Alternatively this allocation setting can be given in an index template, all new indices that use this template automatically are created on the hot node. Once the index and its shards are not considered hot anymore, the index can be adjusted by moving them over to warm nodes, e.g. daily log indices after a few days.
Use the Update Index API to change the allocation routing setting from hot to warm. This is an index setting that can be modified while the index already exists instead of its creation time.
To set the allocation attribute from hot to warm, update the settings of the index hot-warm-index with the following command:
✅ Update the allocation routing setting to warm for index hot-warm-index.
curl -X PUT 'http://localhost:9200/hot-warm-index/_settings' -H 'Content-Type: application/json' -d '{
"index.routing.allocation.require.data": "warm"
}'It may take a few minutes until the shards move from the hot node to a warm node due to allocation delay settings. All shards of this index should then have been moved to nodes with the attribute warm.
The same applies for any other phase that might be introduced, e.g. cold. A typical setup with log data may contain the following phases: hot, warm, delete. The delete phase then marks the end of the index, it is then deleted, e.g. after 30 days or any other interval. A delete_index action with the Elasticsearch Curator could handle this case.
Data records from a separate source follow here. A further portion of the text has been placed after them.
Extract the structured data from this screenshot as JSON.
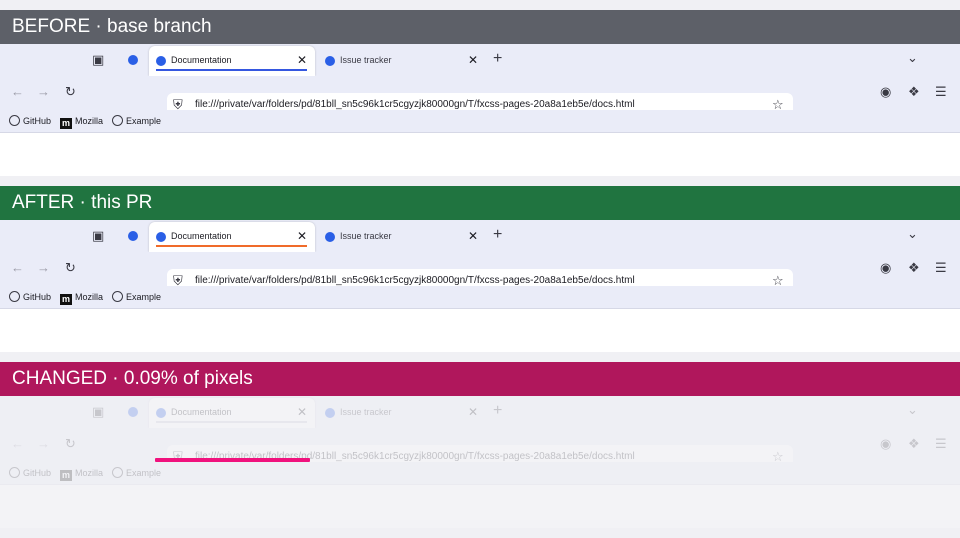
{
  "panels": [
    {
      "banner": "BEFORE · base branch",
      "banner_color": "#5d6068",
      "underline_color": "#3557e0",
      "faded": false
    },
    {
      "banner": "AFTER · this PR",
      "banner_color": "#207440",
      "underline_color": "#f06b2a",
      "faded": false
    },
    {
      "banner": "CHANGED · 0.09% of pixels",
      "banner_color": "#b0175c",
      "underline_color": "#c9c9d6",
      "faded": true,
      "highlight_color": "#f0127d"
    }
  ],
  "browser": {
    "active_tab": "Documentation",
    "inactive_tab": "Issue tracker",
    "url": "file:///private/var/folders/pd/81bll_sn5c96k1cr5cgyzjk80000gn/T/fxcss-pages-20a8a1eb5e/docs.html",
    "bookmarks": [
      "GitHub",
      "Mozilla",
      "Example"
    ]
  },
  "icons": [
    "tab-overview-icon",
    "close-icon",
    "plus-icon",
    "chevron-down-icon",
    "back-icon",
    "forward-icon",
    "reload-icon",
    "shield-icon",
    "star-icon",
    "account-icon",
    "extensions-icon",
    "menu-icon",
    "globe-icon",
    "mozilla-icon"
  ]
}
To automate the process of transferring shards from hot to warm or to delete existing indices, the Elasticsearch Curator CLI can be used. See the Curator chapter on how to set it up.
✅ Start the Curator and connect to it
docker-compose run curator /bin/ashInside the container there is the /config folder with the ES configuration file config.yml. The action file index_rotate.yml can also be found there and is used in this example.
To check the output of the Curator in a dry run, execute the following command in the curator container:
✅ Run curator in dry mode
curator --dry-run --config config.yml index_rotate.ymlThis outputs the actions the Curator would process, but does not apply them yet.
In order to see the curator in action, create a couple of new logstash indices with prefix logstash- and a date. The current action configuration in index_rotate.yml keeps one daily logstash-* prefixed index on the hot node, thereafter these indices are moved to the warm nodes. There is another defined action (2) that uses the force merge action to merge the segments of indices older than 2 days. This optimizes the number of segments for each index:
For example execute the following commands to create indices logstash-2020.11.24, logstash-2020.11.25, logstash-2020.11.26:
Create a few indices using the index pattern
logstash-YYYY.MM.DD. Note, try to choose some current dates to see the effect.
✅ Create the following logstash-* prefixed indices
curl -X PUT 'http://localhost:9200/logstash-2020.11.26' -H 'Content-Type: application/json' -d '{
"settings": {
"index.routing.allocation.require.data": "hot",
"index.number_of_shards": 2
}
}'
curl -X PUT 'http://localhost:9200/logstash-2020.11.25' -H 'Content-Type: application/json' -d '{
"settings": {
"index.routing.allocation.require.data": "hot",
"index.number_of_shards": 2
}
}'
curl -X PUT 'http://localhost:9200/logstash-2020.11.24' -H 'Content-Type: application/json' -d '{
"settings": {
"index.routing.allocation.require.data": "hot",
"index.number_of_shards": 2
}
}'Check the output of the Curator in dry mode again, it should not apply anything yet. Once the changes look good, run the curator again without dry run option.
✅ Run the Curator to apply all changes
/usr/local/bin/curator --config config.yml index_rotate.ymlThis should move indices older than one day from hot to warm, moved indices also merge their segments to one segment.